While on vacation, I had many opportunities to sit back and get some reading done. There's nothing better than sitting on a deck by the water and reading a book while the sun is setting. And first thing in the morning. And after a nap. And under a tree looking out over a field.

So what do ufologists read for relaxation? Well, a lot of it is about UFOs, not surprisingly, but there's an interesting mixture of things to stimulate the mind, but some stuff just to read for its mush value.

Like Hybrids by Whitley Strieber.
I didn't get it. Yes it's a thriller, and yes, it's kind of about aliens, although the alien presence is a carryover from previous storylines. They helped a mad scientist create several kinds of superhuman cyborgs that war with one another.

So I went looking for his other book that came out this year, The Key, which actually is an expansion of his writings about an apparent contact experience a decade ago.
The book illustrates the fundamental problem with contactee literature: it's literally unbelievable. Strieber feels that an ultraterrestrial visited him in a Montreal hotel room and imparted to him deep and mystical knowledge. This, despite the fact his notes on what the being told him show nothing but vagueness and confabulation. e.g. Strieber asks: "Was there a Eucharist before Christ?" The Key (Being) replies: "I don't want to answer." Strieber asks: "Why are universes created?" The Key replies: "Being serves joy." WTF?

At an SF convention, I picked up The Real UFO Invasion by Ray Palmer (1967), one of the few UFO genre paperbacks I didn't have yet in my collection.

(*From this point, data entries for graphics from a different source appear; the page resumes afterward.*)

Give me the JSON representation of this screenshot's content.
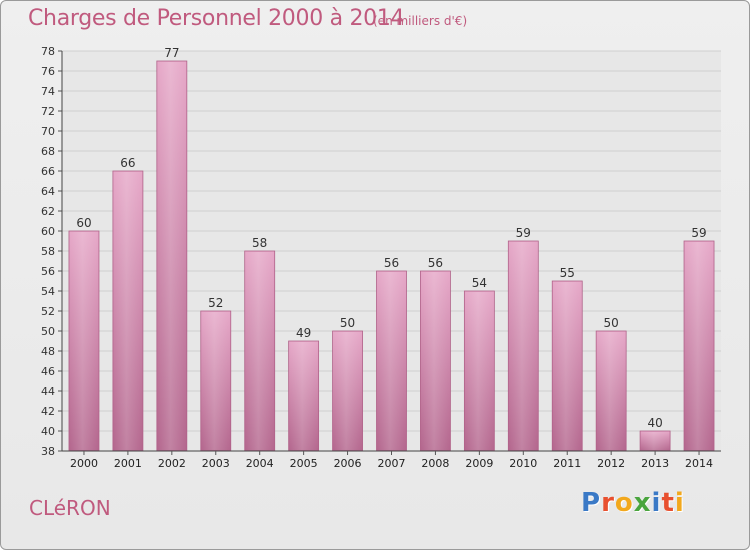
{
  "header": {
    "title": "Charges de Personnel 2000 à 2014",
    "subtitle": "(en milliers d'€)"
  },
  "footer": {
    "town": "CLéRON",
    "logo_letters": [
      "P",
      "r",
      "o",
      "x",
      "i",
      "t",
      "i"
    ],
    "logo_colors": [
      "#3a79c6",
      "#e8502f",
      "#f2a81d",
      "#4aa53e",
      "#3a79c6",
      "#e8502f",
      "#f2a81d"
    ]
  },
  "colors": {
    "title": "#c05a7e",
    "bar_top": "#e4a3c5",
    "bar_bottom": "#b5688f",
    "grid": "#cfcfcf",
    "background": "#ececec"
  },
  "chart_data": {
    "type": "bar",
    "categories": [
      "2000",
      "2001",
      "2002",
      "2003",
      "2004",
      "2005",
      "2006",
      "2007",
      "2008",
      "2009",
      "2010",
      "2011",
      "2012",
      "2013",
      "2014"
    ],
    "values": [
      60,
      66,
      77,
      52,
      58,
      49,
      50,
      56,
      56,
      54,
      59,
      55,
      50,
      40,
      59
    ],
    "ylim": [
      38,
      78
    ],
    "ytick_step": 2,
    "grid": true
  }
}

In Wisconsin, I picked up Why We Are Here! by Gloria Lee (1959), or rather, as it notes on the cover: "written by a BEING from JUPITER and instrumented by GLORIA LEE."
It reads very similar to Strieber's Key. e.g. "We of the solar system wish only to lend our hand so you can proceed into the new vibration of your Golden Age." In fact, the messages are almost identical.

For lighter fare, I picked up two early juvenile lit books: The Boy Aviators' Treasure Quest by Captain Wilbur Lawton (1910) and The Radio Boys and the Sending Station by Allen Chapman (1922). These are fun reads, predating series like om Swift and the Hardy Boys, and were their originators of the genre.

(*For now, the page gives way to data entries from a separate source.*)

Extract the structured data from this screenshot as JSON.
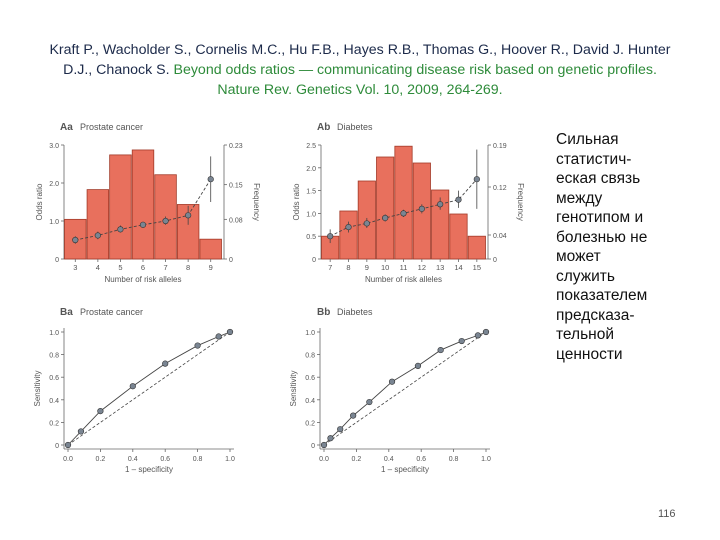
{
  "citation": {
    "authors": "Kraft P., Wacholder S., Cornelis M.C., Hu F.B., Hayes R.B., Thomas G., Hoover R., David J. Hunter D.J., Chanock S.",
    "title": "Beyond odds ratios — communicating disease risk based on genetic profiles.",
    "journal": "Nature Rev. Genetics Vol. 10, 2009, 264-269."
  },
  "side_text": [
    "Сильная",
    "статистич-",
    "еская связь",
    "между",
    "генотипом и",
    "болезнью не",
    "может",
    "служить",
    "показателем",
    "предсказа-",
    "тельной",
    "ценности"
  ],
  "page_number": "116",
  "colors": {
    "bar_fill": "#e8705d",
    "bar_stroke": "#a23a28",
    "line": "#444444",
    "point": "#7a8592",
    "citation_text": "#1c2a4a",
    "accent_green": "#2e8b3a"
  },
  "chart_data": [
    {
      "type": "bar",
      "id": "Aa",
      "panel_label": "Aa",
      "title": "Prostate cancer",
      "xlabel": "Number of risk alleles",
      "ylabel": "Odds ratio",
      "y2label": "Frequency",
      "categories": [
        "3",
        "4",
        "5",
        "6",
        "7",
        "8",
        "9"
      ],
      "xticks": [
        "3",
        "4",
        "5",
        "6",
        "7",
        "8",
        "9"
      ],
      "ylim": [
        0,
        3.0
      ],
      "yticks": [
        "0",
        "1.0",
        "2.0",
        "3.0"
      ],
      "y2lim": [
        0,
        0.23
      ],
      "y2ticks": [
        "0",
        "0.08",
        "0.15",
        "0.23"
      ],
      "series": [
        {
          "name": "Frequency",
          "axis": "right",
          "values": [
            0.08,
            0.14,
            0.21,
            0.22,
            0.17,
            0.11,
            0.04
          ]
        },
        {
          "name": "Odds ratio",
          "axis": "left",
          "type": "line",
          "x": [
            3,
            4,
            5,
            6,
            7,
            8,
            9
          ],
          "values": [
            0.5,
            0.62,
            0.78,
            0.9,
            1.0,
            1.15,
            2.1
          ],
          "err_low": [
            0.4,
            0.52,
            0.7,
            0.82,
            0.9,
            0.9,
            1.5
          ],
          "err_high": [
            0.6,
            0.72,
            0.88,
            0.98,
            1.12,
            1.4,
            2.7
          ]
        }
      ]
    },
    {
      "type": "bar",
      "id": "Ab",
      "panel_label": "Ab",
      "title": "Diabetes",
      "xlabel": "Number of risk alleles",
      "ylabel": "Odds ratio",
      "y2label": "Frequency",
      "categories": [
        "7",
        "8",
        "9",
        "10",
        "11",
        "12",
        "13",
        "14",
        "15"
      ],
      "xticks": [
        "7",
        "8",
        "9",
        "10",
        "11",
        "12",
        "13",
        "14",
        "15"
      ],
      "ylim": [
        0,
        2.5
      ],
      "yticks": [
        "0",
        "0.5",
        "1.0",
        "1.5",
        "2.0",
        "2.5"
      ],
      "y2lim": [
        0,
        0.19
      ],
      "y2ticks": [
        "0",
        "0.04",
        "0.12",
        "0.19"
      ],
      "series": [
        {
          "name": "Frequency",
          "axis": "right",
          "values": [
            0.038,
            0.08,
            0.13,
            0.17,
            0.188,
            0.16,
            0.115,
            0.075,
            0.038
          ]
        },
        {
          "name": "Odds ratio",
          "axis": "left",
          "type": "line",
          "x": [
            7,
            8,
            9,
            10,
            11,
            12,
            13,
            14,
            15
          ],
          "values": [
            0.5,
            0.7,
            0.78,
            0.9,
            1.0,
            1.1,
            1.2,
            1.3,
            1.75
          ],
          "err_low": [
            0.35,
            0.58,
            0.68,
            0.82,
            0.92,
            1.0,
            1.08,
            1.12,
            1.1
          ],
          "err_high": [
            0.65,
            0.82,
            0.9,
            0.98,
            1.08,
            1.2,
            1.35,
            1.5,
            2.4
          ]
        }
      ]
    },
    {
      "type": "line",
      "id": "Ba",
      "panel_label": "Ba",
      "title": "Prostate cancer",
      "xlabel": "1 – specificity",
      "ylabel": "Sensitivity",
      "xlim": [
        0,
        1.0
      ],
      "ylim": [
        0,
        1.0
      ],
      "xticks": [
        "0.0",
        "0.2",
        "0.4",
        "0.6",
        "0.8",
        "1.0"
      ],
      "yticks": [
        "0",
        "0.2",
        "0.4",
        "0.6",
        "0.8",
        "1.0"
      ],
      "series": [
        {
          "name": "ROC",
          "x": [
            0.0,
            0.08,
            0.2,
            0.4,
            0.6,
            0.8,
            0.93,
            1.0
          ],
          "y": [
            0.0,
            0.12,
            0.3,
            0.52,
            0.72,
            0.88,
            0.96,
            1.0
          ]
        },
        {
          "name": "Chance",
          "x": [
            0,
            1
          ],
          "y": [
            0,
            1
          ]
        }
      ]
    },
    {
      "type": "line",
      "id": "Bb",
      "panel_label": "Bb",
      "title": "Diabetes",
      "xlabel": "1 – specificity",
      "ylabel": "Sensitivity",
      "xlim": [
        0,
        1.0
      ],
      "ylim": [
        0,
        1.0
      ],
      "xticks": [
        "0.0",
        "0.2",
        "0.4",
        "0.6",
        "0.8",
        "1.0"
      ],
      "yticks": [
        "0",
        "0.2",
        "0.4",
        "0.6",
        "0.8",
        "1.0"
      ],
      "series": [
        {
          "name": "ROC",
          "x": [
            0.0,
            0.04,
            0.1,
            0.18,
            0.28,
            0.42,
            0.58,
            0.72,
            0.85,
            0.95,
            1.0
          ],
          "y": [
            0.0,
            0.06,
            0.14,
            0.26,
            0.38,
            0.56,
            0.7,
            0.84,
            0.92,
            0.97,
            1.0
          ]
        },
        {
          "name": "Chance",
          "x": [
            0,
            1
          ],
          "y": [
            0,
            1
          ]
        }
      ]
    }
  ]
}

A surprise find was Crop Circles of Wessex, edited by Jane Drake (1997), which I purchased for only a buck. It has articles by Kent Goodman and Pat Delgado, and a foreward by Reg Presley.

My two favourite books of the summer reads were quite unexpected.
First, Zen and the Art of Writing by Ray Bradbury (1992). It's a small paperback that is mostly reprints of earlier works, in which Bradbury describes his philosophy and offers practical ways of honing the craft (art) of writing. He gives some amazing insight, and imparts some serious wisdom. Probably the best book about writing that I've seen.

And finally, UFO in Her Eyes by Xiaolu Guo (2010). Okay, so I got it for the title, but I was pleasantly surprised that it really has not much to do with UFOs at all, but is a sad romance set against the political landscape of rural China. Written as a series of letters and reports to government officials, it's a delightful book and may become one of my top 10 favourite reads of all time!


Thanks for the list and your thoughts. I was intrigued by Xiaolu Guo but hadn't seen a trustworthy review when it came out.
And it's becoming apparent to me that it's better to read about Whitley Streiber than actually read Whitley Streiber. One day, abduction advocates will have to face up to how much he's tainted the phenomenon. Of course, to do so would be to admit that media images influence abduction reports, which I don't see happening (I've been reading Bullard lately).